As it turned out, Rogers and Graves were invited to speak at the Atlanta Tax Day Tea Party. Sean Hannity called into the program, too and we spent most of the program talking about the size of government and tax policy. I was scheduled to speak at the Gainesville, Georgia Tea Party that afternoon and then speak to group of business students at The University of Georgia about the Tea Parties, taxation and spending policies in the evening.
Sen. Rogers pointed out “this was the first time in his life he looked forward to April 15.” Not because he likes paying taxes, but because this April 15 was going to be a day of action across Georgia. Seven hundred or more Tax Day Tea Parties were held beginning at 7 am somewhere on the east coast and ending at 7 pm local time in Hawaii, the home state of our 44th president. Throughout the morning, the Paul Begala pit bulls were dispatched to discount the activities. The president tried to have his own Tax Day event talking about all the progress he’s made with the tax policy of this country.
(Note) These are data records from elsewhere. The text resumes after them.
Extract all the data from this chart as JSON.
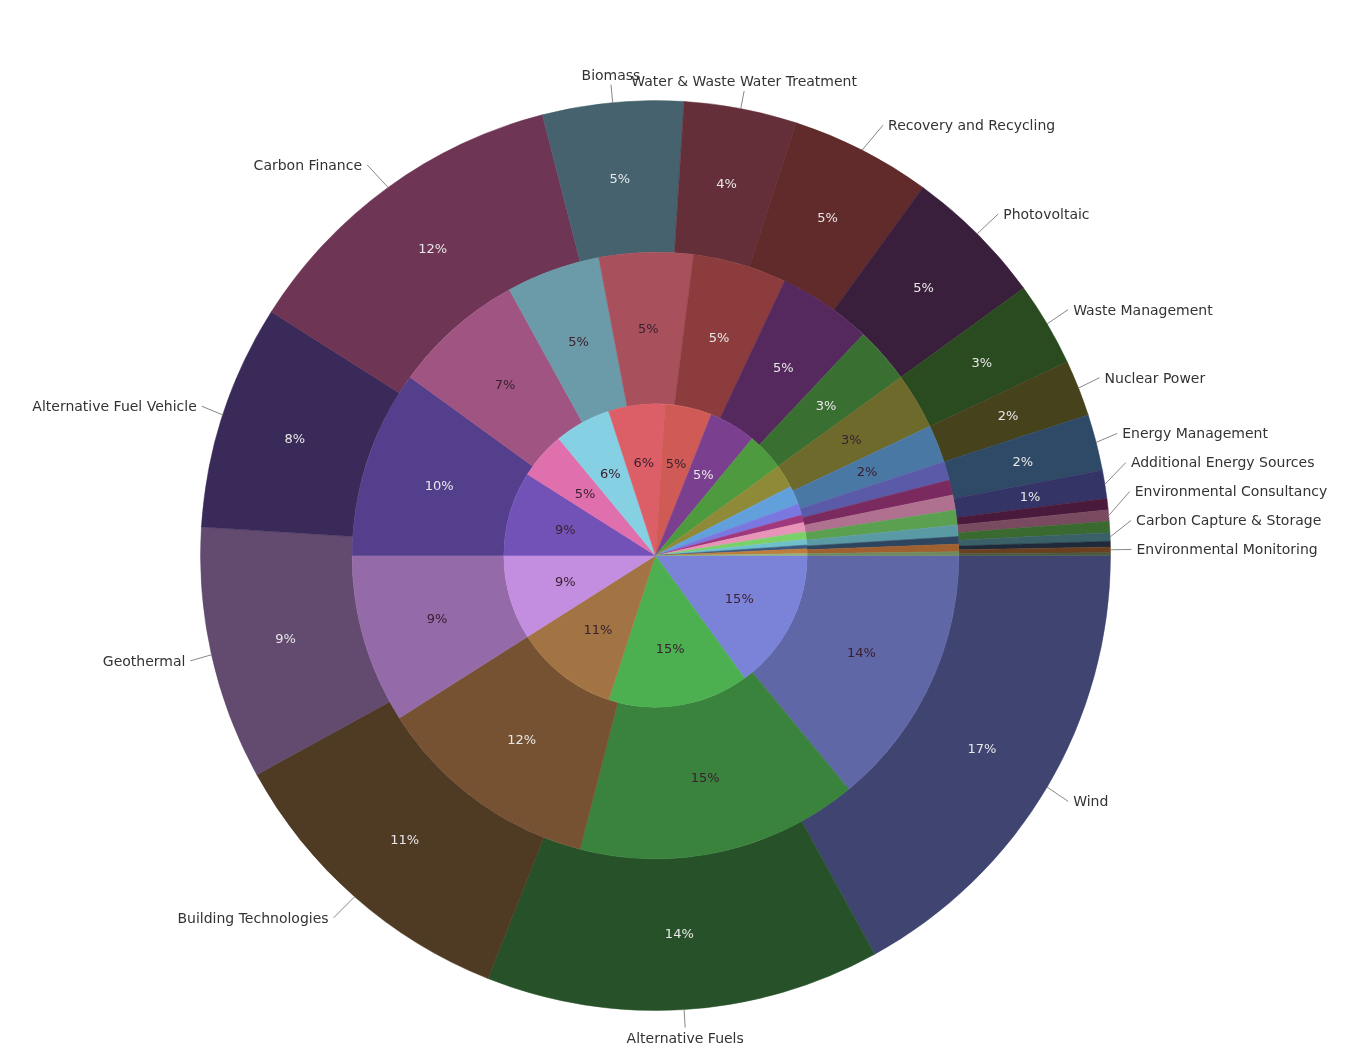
{
  "chart_data": {
    "type": "pie",
    "categories": [
      "Wind",
      "Alternative Fuels",
      "Building Technologies",
      "Geothermal",
      "Alternative Fuel Vehicle",
      "Carbon Finance",
      "Biomass",
      "Water & Waste Water Treatment",
      "Recovery and Recycling",
      "Photovoltaic",
      "Waste Management",
      "Nuclear Power",
      "Energy Management",
      "Additional Energy Sources",
      null,
      "Environmental Consultancy",
      null,
      "Carbon Capture & Storage",
      null,
      "Environmental Monitoring",
      null
    ],
    "series": [
      {
        "values": [
          17,
          14,
          11,
          9,
          8,
          12,
          5,
          4,
          5,
          5,
          3,
          2,
          2,
          1,
          0.4,
          0.4,
          0.4,
          0.3,
          0.2,
          0.2,
          0.1
        ],
        "value_labels": [
          "17%",
          "14%",
          "11%",
          "9%",
          "8%",
          "12%",
          "5%",
          "4%",
          "5%",
          "5%",
          "3%",
          "2%",
          "2%",
          "1%",
          null,
          null,
          null,
          null,
          null,
          null,
          null
        ],
        "colors": [
          "#3f4470",
          "#275229",
          "#4f3a24",
          "#634a6f",
          "#3a2a5a",
          "#6e3555",
          "#46626e",
          "#652f3a",
          "#612b2b",
          "#3a1f3d",
          "#2a4a20",
          "#45421c",
          "#2f4a66",
          "#343466",
          "#4a1a3c",
          "#7a4a60",
          "#3a6a30",
          "#3a6068",
          "#1e2a3a",
          "#6a4020",
          "#4a5a40"
        ]
      },
      {
        "values": [
          14,
          15,
          12,
          9,
          10,
          7,
          5,
          5,
          5,
          5,
          3,
          3,
          2,
          1,
          0.8,
          0.8,
          0.8,
          0.6,
          0.4,
          0.4,
          0.2
        ],
        "value_labels": [
          "14%",
          "15%",
          "12%",
          "9%",
          "10%",
          "7%",
          "5%",
          "5%",
          "5%",
          "5%",
          "3%",
          "3%",
          "2%",
          null,
          null,
          null,
          null,
          null,
          null,
          null,
          null
        ],
        "colors": [
          "#5f67a6",
          "#3a833d",
          "#765233",
          "#946aa8",
          "#533f8b",
          "#a05482",
          "#6b9ba8",
          "#a8505c",
          "#8c3c3c",
          "#55285e",
          "#3a6f32",
          "#6d6a2c",
          "#4a78a5",
          "#5a5aa8",
          "#7a2a5e",
          "#b07090",
          "#5aa050",
          "#5a9aa5",
          "#2e4560",
          "#a06030",
          "#708a60"
        ]
      },
      {
        "values": [
          15,
          15,
          11,
          9,
          9,
          5,
          6,
          6,
          5,
          5,
          4,
          2.5,
          2,
          1.2,
          0.8,
          1,
          0.8,
          0.6,
          0.4,
          0.5,
          0.2
        ],
        "value_labels": [
          "15%",
          "15%",
          "11%",
          "9%",
          "9%",
          "5%",
          "6%",
          "6%",
          "5%",
          "5%",
          null,
          null,
          null,
          null,
          null,
          null,
          null,
          null,
          null,
          null,
          null
        ],
        "colors": [
          "#7b83d9",
          "#4caf50",
          "#a27443",
          "#c38de0",
          "#7352b8",
          "#e06fad",
          "#86d0e3",
          "#dc5f68",
          "#d05a55",
          "#7b3f8f",
          "#4e9a3e",
          "#8f8a38",
          "#62a0dc",
          "#7a78e0",
          "#a0387d",
          "#e894b8",
          "#7bd06a",
          "#70c0cc",
          "#3b5a80",
          "#c07d3c",
          "#90b080"
        ]
      }
    ]
  }
}
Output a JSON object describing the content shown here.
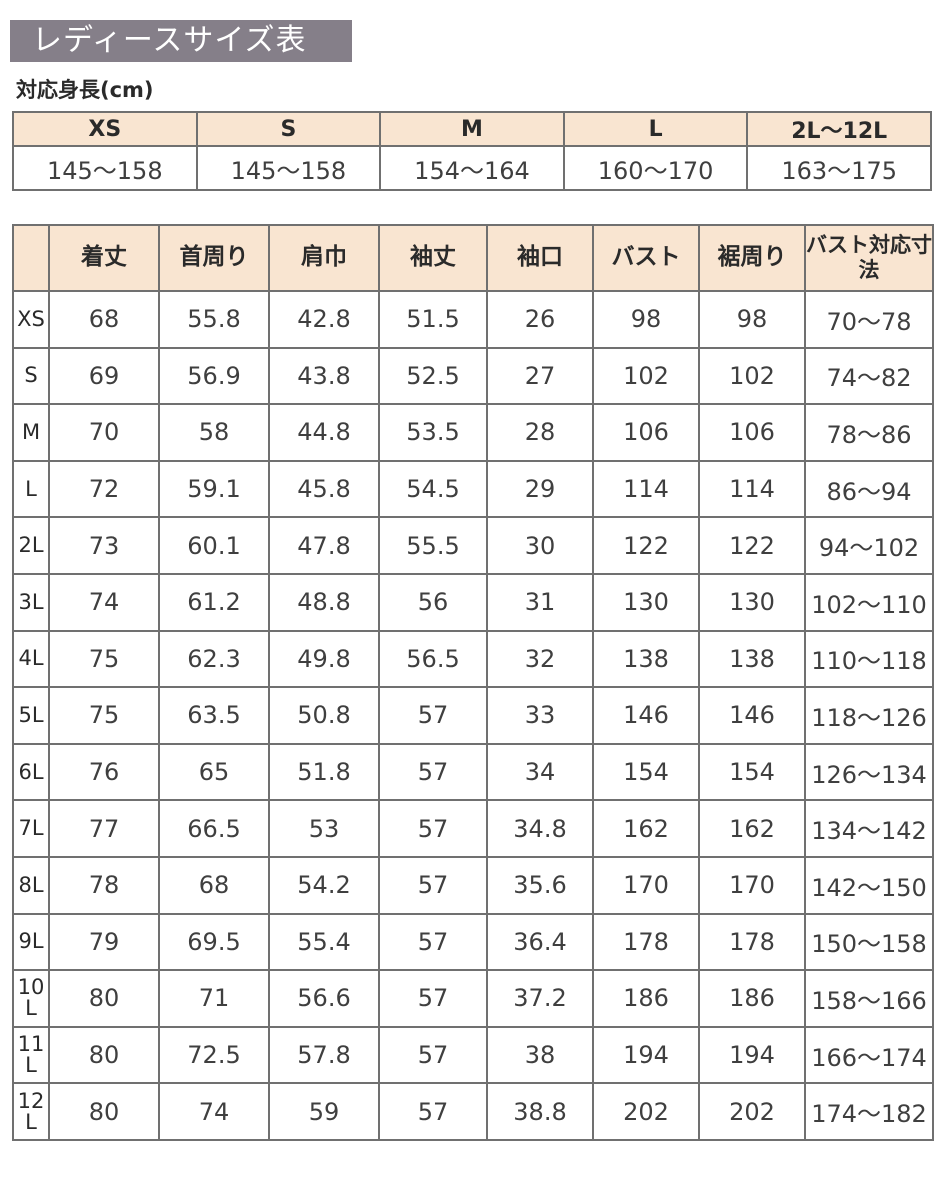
{
  "title": "レディースサイズ表",
  "height_table": {
    "label": "対応身長(cm)",
    "sizes": [
      "XS",
      "S",
      "M",
      "L",
      "2L〜12L"
    ],
    "heights": [
      "145〜158",
      "145〜158",
      "154〜164",
      "160〜170",
      "163〜175"
    ]
  },
  "size_table": {
    "headers": [
      "",
      "着丈",
      "首周り",
      "肩巾",
      "袖丈",
      "袖口",
      "バスト",
      "裾周り",
      "バスト対応寸法"
    ],
    "rows": [
      [
        "XS",
        "68",
        "55.8",
        "42.8",
        "51.5",
        "26",
        "98",
        "98",
        "70〜78"
      ],
      [
        "S",
        "69",
        "56.9",
        "43.8",
        "52.5",
        "27",
        "102",
        "102",
        "74〜82"
      ],
      [
        "M",
        "70",
        "58",
        "44.8",
        "53.5",
        "28",
        "106",
        "106",
        "78〜86"
      ],
      [
        "L",
        "72",
        "59.1",
        "45.8",
        "54.5",
        "29",
        "114",
        "114",
        "86〜94"
      ],
      [
        "2L",
        "73",
        "60.1",
        "47.8",
        "55.5",
        "30",
        "122",
        "122",
        "94〜102"
      ],
      [
        "3L",
        "74",
        "61.2",
        "48.8",
        "56",
        "31",
        "130",
        "130",
        "102〜110"
      ],
      [
        "4L",
        "75",
        "62.3",
        "49.8",
        "56.5",
        "32",
        "138",
        "138",
        "110〜118"
      ],
      [
        "5L",
        "75",
        "63.5",
        "50.8",
        "57",
        "33",
        "146",
        "146",
        "118〜126"
      ],
      [
        "6L",
        "76",
        "65",
        "51.8",
        "57",
        "34",
        "154",
        "154",
        "126〜134"
      ],
      [
        "7L",
        "77",
        "66.5",
        "53",
        "57",
        "34.8",
        "162",
        "162",
        "134〜142"
      ],
      [
        "8L",
        "78",
        "68",
        "54.2",
        "57",
        "35.6",
        "170",
        "170",
        "142〜150"
      ],
      [
        "9L",
        "79",
        "69.5",
        "55.4",
        "57",
        "36.4",
        "178",
        "178",
        "150〜158"
      ],
      [
        "10L",
        "80",
        "71",
        "56.6",
        "57",
        "37.2",
        "186",
        "186",
        "158〜166"
      ],
      [
        "11L",
        "80",
        "72.5",
        "57.8",
        "57",
        "38",
        "194",
        "194",
        "166〜174"
      ],
      [
        "12L",
        "80",
        "74",
        "59",
        "57",
        "38.8",
        "202",
        "202",
        "174〜182"
      ]
    ]
  },
  "colors": {
    "title_bg": "#857f89",
    "header_bg": "#f9e5d1",
    "border": "#707070"
  }
}
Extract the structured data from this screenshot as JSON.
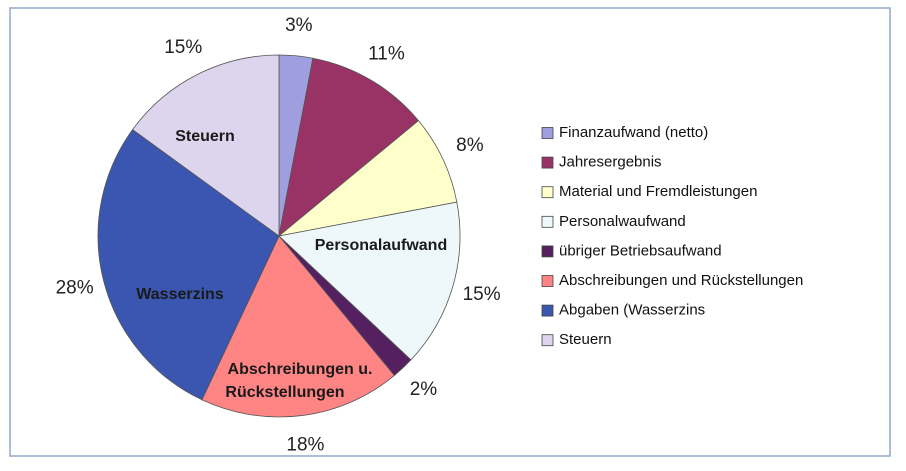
{
  "chart_data": {
    "type": "pie",
    "categories": [
      "Finanzaufwand (netto)",
      "Jahresergebnis",
      "Material und Fremdleistungen",
      "Personalwaufwand",
      "übriger Betriebsaufwand",
      "Abschreibungen und Rückstellungen",
      "Abgaben (Wasserzins",
      "Steuern"
    ],
    "values": [
      3,
      11,
      8,
      15,
      2,
      18,
      28,
      15
    ],
    "value_labels": [
      "3%",
      "11%",
      "8%",
      "15%",
      "2%",
      "18%",
      "28%",
      "15%"
    ],
    "colors": [
      "#9f9fe0",
      "#993366",
      "#ffffcc",
      "#eef8fb",
      "#552060",
      "#ff8585",
      "#3a56b0",
      "#ddd5ee"
    ],
    "annotations": [
      "Steuern",
      "Personalaufwand",
      "Wasserzins",
      "Abschreibungen u.",
      "Rückstellungen"
    ],
    "legend": "right"
  }
}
What started out as a dare by Rick Santelli of CNBC in February may have turned out to be the beginning of something. The attendees of these Tea Parties were of all ages, backgrounds and income levels and they looked like America.
In Gainesville, Georgia, the organizers — libertycalls.org — thought there would be about 50 people there. When I arrived about 45 minutes before the event, there were already several hundred there. Many of these folks traveled an hour or more to get to Gainesville and were planning to continue on to Atlanta for the rally there later in the evening. This was old fashioned politicking with hand made signs and soap-box speeches.
When my turn came to speak, I kicked my shoes off and stepped up on the bench. By that time the crowd was close to 1000 people with others lining the streets waving their signs at the traffic. My goal was to impress upon them the continuation of this kind of activism coupled with letters to their representatives. My theme was, “It starts with your vote.”. You can’t just vote and go home, you have to keep pushing.
This was a home spun, home grown gathering. And they wanted answers. They wanted to know about local politics and how their money was being spent. They wanted to hold state legislators accountable. However, their primary goal was to get the federal government streamlined and a simpler, fairer tax system with the lowest rate possible. These were working folks and retired folks who don’t want to continue to bail out banks and deadbeats.
In the last election it is clear many Americans lack an understanding of economics and have little grasp of American history. That has to be changed and yesterday we started to change. For a generation, Americans have been made to feel that we were not worthy of all the great things this country has accomplished. We were lead to believe in the pop culture, they were some how ill-gotten gains.
We were told by the pundits and politicians we weren’t as good as we thought we were. These people would list all the problems with America rather than tempering them with the good that America does. The wonderful, average Americans around the country finally said “enough.” They took off from work and school; they picked up their children and grandchildren, loaded them in their SUV and headed to town to lift their voices.
As the president said on the campaign trail, “We are the ones we have been waiting for.” His words may become the battle cry of the Tea Party Movement — they are for me. We are the ones we have been waiting for. If we don’t take our country back, we have only ourselves to blame. Tax Day 2009 was a day for rhetoric and the measure of the success will be what happens next.